The Grand Rapids City Commission is seeking $1.2 million in state grants to connect a series of walkways along the Grand River.
Commissioners recently held a public hearing on a series of four Michigan Natural Resources Trust Fund (MNRTF) grant applications for development of a multi-use bike and pedestrian trail along the east bank of the Grand River, to be submitted to the Michigan Department of Natural Resources (DNR).
The city’s riverbank walkway was constructed in unconnected segments over several years. The proposed project will close one of the most significant gaps and connect the city’s nonmotorized network to regional trails.
The Michigan DNR purchased the former railroad corridor along the east bank of the Grand River between Leonard and Ann streets in 2010. In 2019, the state conveyed the property to the city of Grand Rapids for the purpose of trail development.
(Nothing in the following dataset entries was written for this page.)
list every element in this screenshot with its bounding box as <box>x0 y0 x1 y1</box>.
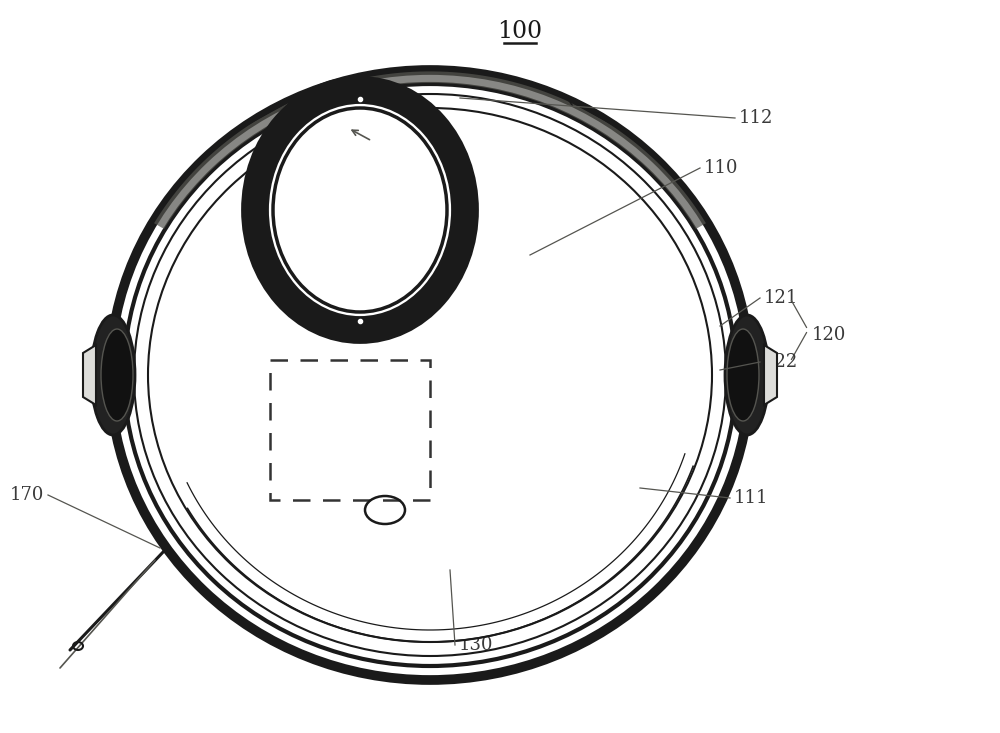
Polygon shape <box>153 70 707 229</box>
Bar <box>270 360 430 500</box>
Ellipse shape <box>148 108 712 642</box>
Ellipse shape <box>255 90 465 330</box>
Ellipse shape <box>101 329 133 421</box>
Text: 170: 170 <box>10 486 44 504</box>
Text: 130: 130 <box>459 636 494 654</box>
Ellipse shape <box>273 108 447 312</box>
Polygon shape <box>764 345 777 405</box>
Text: 112: 112 <box>739 109 773 127</box>
Text: 121: 121 <box>764 289 798 307</box>
Text: 122: 122 <box>764 353 798 371</box>
Text: 120: 120 <box>812 326 846 344</box>
Ellipse shape <box>727 329 759 421</box>
Text: 110: 110 <box>704 159 738 177</box>
Ellipse shape <box>110 70 750 680</box>
Ellipse shape <box>725 315 769 435</box>
Ellipse shape <box>124 84 736 666</box>
Ellipse shape <box>134 94 726 656</box>
Text: 100: 100 <box>497 21 543 43</box>
Ellipse shape <box>91 315 135 435</box>
Text: 111: 111 <box>734 489 768 507</box>
Polygon shape <box>83 345 96 405</box>
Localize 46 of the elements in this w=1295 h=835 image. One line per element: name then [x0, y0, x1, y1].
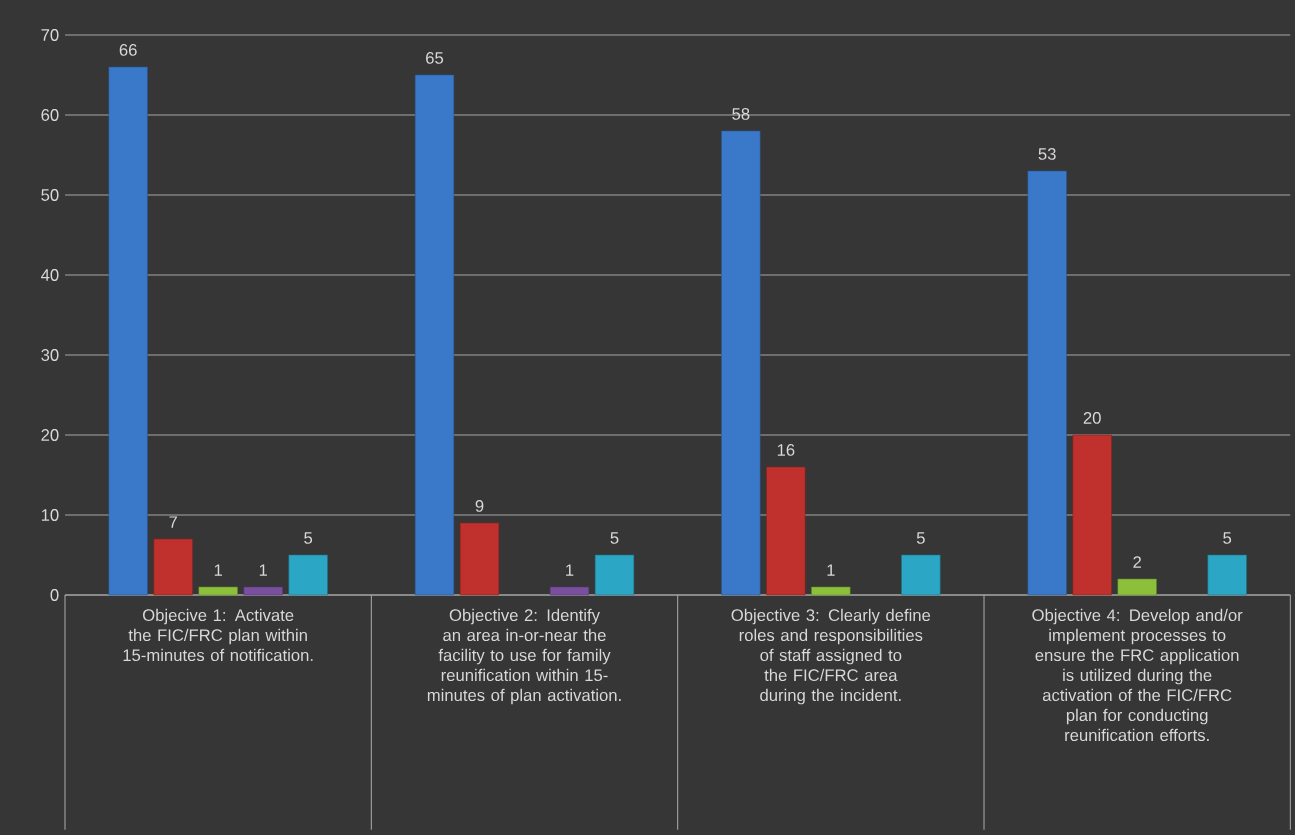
y-tick-label: 30	[41, 349, 59, 361]
data-label: 58	[732, 108, 750, 120]
bar	[721, 130, 761, 596]
data-label: 1	[566, 564, 574, 576]
data-label: 1	[259, 564, 267, 576]
data-label: 20	[1083, 412, 1101, 424]
data-label: 1	[827, 564, 835, 576]
bar	[108, 66, 148, 596]
x-tick-label: Objective 3: Clearly define roles and responsibilities of staff assigned to the FIC/FRC area during the incident.	[731, 608, 931, 705]
bar	[153, 538, 193, 596]
y-tick-label: 40	[41, 269, 59, 281]
x-tick-label: Objecive 1: Activate the FIC/FRC plan within 15-minutes of notification.	[123, 608, 313, 662]
bar	[459, 522, 500, 596]
data-label: 66	[119, 44, 137, 56]
bar	[243, 586, 283, 596]
y-tick-label: 70	[41, 29, 59, 41]
data-label: 1	[214, 564, 222, 576]
bar	[901, 554, 941, 596]
data-label: 5	[610, 532, 619, 544]
y-tick-label: 10	[41, 509, 59, 521]
bar	[1207, 554, 1247, 596]
data-label: 5	[916, 532, 925, 544]
bar	[1117, 578, 1157, 596]
bar	[766, 466, 806, 596]
data-label: 65	[426, 52, 444, 64]
x-tick-label: Objective 2: Identify an area in-or-near the facility to use for family reunification within 15-minutes of plan activation.	[427, 608, 621, 705]
bar	[811, 586, 851, 596]
y-tick-label: 50	[41, 189, 59, 201]
data-label: 7	[169, 516, 177, 528]
bar	[414, 74, 455, 596]
bar	[198, 586, 238, 596]
bar	[288, 554, 328, 596]
data-label: 53	[1038, 148, 1056, 160]
y-tick-label: 0	[50, 589, 59, 601]
bar	[1072, 434, 1112, 596]
bar	[549, 586, 590, 596]
data-label: 9	[475, 500, 484, 512]
bar	[594, 554, 635, 596]
y-tick-label: 60	[41, 109, 59, 121]
data-label: 2	[1133, 556, 1141, 568]
bar	[1027, 170, 1067, 596]
data-label: 5	[304, 532, 313, 544]
y-tick-label: 20	[41, 429, 59, 441]
x-tick-label: Objective 4: Develop and/or implement processes to ensure the FRC application is utilized during the activation of the FIC/FRC plan for conducting reunification efforts.	[1032, 608, 1243, 742]
data-label: 5	[1223, 532, 1232, 544]
data-label: 16	[777, 444, 795, 456]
“This is the last remaining segment of trail connection through downtown Grand Rapids, and once completed it would provide full pedestrian and bicycle connectivity through Grand Rapids all the way up to the White Pine Trail, which is a very significant and important investment,” said Grand Rapids Parks and Recreation Director David Marquardt.
The three-quarter-mile section will connect Canal Park to Riverside Park and will close the gap between downtown Grand Rapids and the Fred Meijer White Pine Trial State Park going 92 miles north to Cadillac, as well as connecting to the Pere Marquette State Trail, Fred Meijer Pioneer Trail and Musketawa Trail.
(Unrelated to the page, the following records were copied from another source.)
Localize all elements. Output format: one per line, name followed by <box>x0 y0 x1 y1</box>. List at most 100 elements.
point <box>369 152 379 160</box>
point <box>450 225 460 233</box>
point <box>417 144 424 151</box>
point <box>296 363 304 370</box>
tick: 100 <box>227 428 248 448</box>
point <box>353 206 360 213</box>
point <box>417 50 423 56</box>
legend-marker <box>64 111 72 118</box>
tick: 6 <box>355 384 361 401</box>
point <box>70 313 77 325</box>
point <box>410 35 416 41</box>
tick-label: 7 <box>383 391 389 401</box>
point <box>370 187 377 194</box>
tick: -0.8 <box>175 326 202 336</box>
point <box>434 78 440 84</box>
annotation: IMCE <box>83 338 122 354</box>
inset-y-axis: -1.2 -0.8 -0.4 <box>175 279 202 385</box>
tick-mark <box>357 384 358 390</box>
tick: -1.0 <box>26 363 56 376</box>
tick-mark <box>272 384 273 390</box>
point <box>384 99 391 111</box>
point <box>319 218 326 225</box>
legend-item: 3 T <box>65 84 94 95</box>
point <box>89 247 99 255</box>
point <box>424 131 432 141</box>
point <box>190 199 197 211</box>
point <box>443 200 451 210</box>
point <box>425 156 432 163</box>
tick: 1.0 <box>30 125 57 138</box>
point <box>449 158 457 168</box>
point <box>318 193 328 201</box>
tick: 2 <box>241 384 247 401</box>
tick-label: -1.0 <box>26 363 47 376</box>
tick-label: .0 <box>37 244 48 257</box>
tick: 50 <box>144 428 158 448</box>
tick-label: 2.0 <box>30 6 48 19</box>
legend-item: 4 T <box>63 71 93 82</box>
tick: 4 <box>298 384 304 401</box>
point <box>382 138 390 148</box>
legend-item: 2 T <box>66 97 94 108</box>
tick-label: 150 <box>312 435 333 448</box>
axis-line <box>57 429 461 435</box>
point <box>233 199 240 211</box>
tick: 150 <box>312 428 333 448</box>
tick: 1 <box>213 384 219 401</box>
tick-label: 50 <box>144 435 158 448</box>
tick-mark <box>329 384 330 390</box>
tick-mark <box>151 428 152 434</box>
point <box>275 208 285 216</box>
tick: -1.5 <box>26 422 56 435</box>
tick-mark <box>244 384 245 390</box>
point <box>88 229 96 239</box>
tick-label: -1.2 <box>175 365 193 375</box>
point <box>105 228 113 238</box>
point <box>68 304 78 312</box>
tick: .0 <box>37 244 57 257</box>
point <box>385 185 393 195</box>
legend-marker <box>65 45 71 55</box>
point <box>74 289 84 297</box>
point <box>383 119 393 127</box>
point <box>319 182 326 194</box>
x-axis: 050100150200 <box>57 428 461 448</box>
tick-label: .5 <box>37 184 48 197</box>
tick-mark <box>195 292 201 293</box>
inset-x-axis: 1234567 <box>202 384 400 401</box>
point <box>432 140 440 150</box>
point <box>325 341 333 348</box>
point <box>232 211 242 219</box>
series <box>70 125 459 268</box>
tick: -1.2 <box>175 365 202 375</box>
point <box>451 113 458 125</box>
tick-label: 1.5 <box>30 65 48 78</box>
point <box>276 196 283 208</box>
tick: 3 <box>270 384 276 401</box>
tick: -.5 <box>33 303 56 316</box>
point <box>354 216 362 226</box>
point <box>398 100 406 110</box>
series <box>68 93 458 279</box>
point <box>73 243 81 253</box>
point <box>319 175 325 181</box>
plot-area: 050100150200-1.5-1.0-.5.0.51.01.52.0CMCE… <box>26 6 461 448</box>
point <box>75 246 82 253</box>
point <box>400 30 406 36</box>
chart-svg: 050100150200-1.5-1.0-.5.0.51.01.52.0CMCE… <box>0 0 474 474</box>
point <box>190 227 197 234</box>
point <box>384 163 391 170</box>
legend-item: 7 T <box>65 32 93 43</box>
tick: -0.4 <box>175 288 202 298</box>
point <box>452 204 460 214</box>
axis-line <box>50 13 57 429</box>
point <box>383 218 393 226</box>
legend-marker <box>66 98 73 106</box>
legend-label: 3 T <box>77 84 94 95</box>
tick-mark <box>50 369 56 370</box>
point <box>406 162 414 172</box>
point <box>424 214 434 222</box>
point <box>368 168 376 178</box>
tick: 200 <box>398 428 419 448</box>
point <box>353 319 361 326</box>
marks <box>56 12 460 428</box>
The proposed trail design complies with ADA, Universal Design, AASHTO and River for All guidelines. It includes a universally accessible 12-foot-wide concrete shared use trail, universally accessible 14-foot-wide elevated boardwalk, native planting restoration and rain gardens at the bottom of side slopes to manage stormwater, native trees, LED lighting, benches with accessible companion seating, a bike repair station, trash cans and signage.
The trail includes three underpasses under Leonard Street, Ann Street and the GR Eastern Railroad bridge and connections to Monroe Avenue and the bike lanes.
The total project cost is estimated to be $6,375,435, and the estimated MNRTF grant-eligible project cost is $5,164,819. The project has been broken into four separate trail segments corresponding to four grant applications totaling a request of $1,200,000.
Marquardt told the commission the reason for the four separate applications is because MNRTF grants are capped at $300,000 each.
The four segments are as follows:
Segment 1 connects to the existing trail south of Leonard Street and takes it under Leonard Street Bridge and back up to grade with trail and boardwalk. The total grant-eligible project cost is $1,568,643.
Segment 2 runs north of Leonard Street to the railroad property, including a spur to Monroe Avenue and the existing bike lanes. Total grant-eligible project cost is $1,356,176.
Segment 3 commences north of the railroad property to the south side of Ann Street, including eastward along Ann to Monroe Avenue and the existing bike lanes. Total grant-eligible project cost is $665,800.
Segment 4 is the trail and boardwalk under Ann Street connecting to the existing trail north of Ann. The total grant-eligible project cost is $1,574,200.
The MNRTF requires a 25% match of total project cost for each application. The required match will be met with a combination of parks millage (minimum $75,000 per segment), federal Transportation Alternatives Program (TAP) funds and City Capital Reserve appropriations. The city also is working with West Michigan Trails and Greenways for private philanthropic fundraising.
Millage funds already have been committed. The city is waiting for the results of the TAP grant application, which was submitted to the Michigan Department of Transportation in October 2020.
The project was approved by the Grand Rapids Parks and Recreation Advisory Board at its meeting on Jan. 6.
The grant submission deadline is for April 1. If the grant is awarded, the city will be notified by December, and the state will give the agreed-upon awards in spring 2022.
Construction for the Rivers Edge Trail is anticipated for spring 2023 if the application is approved.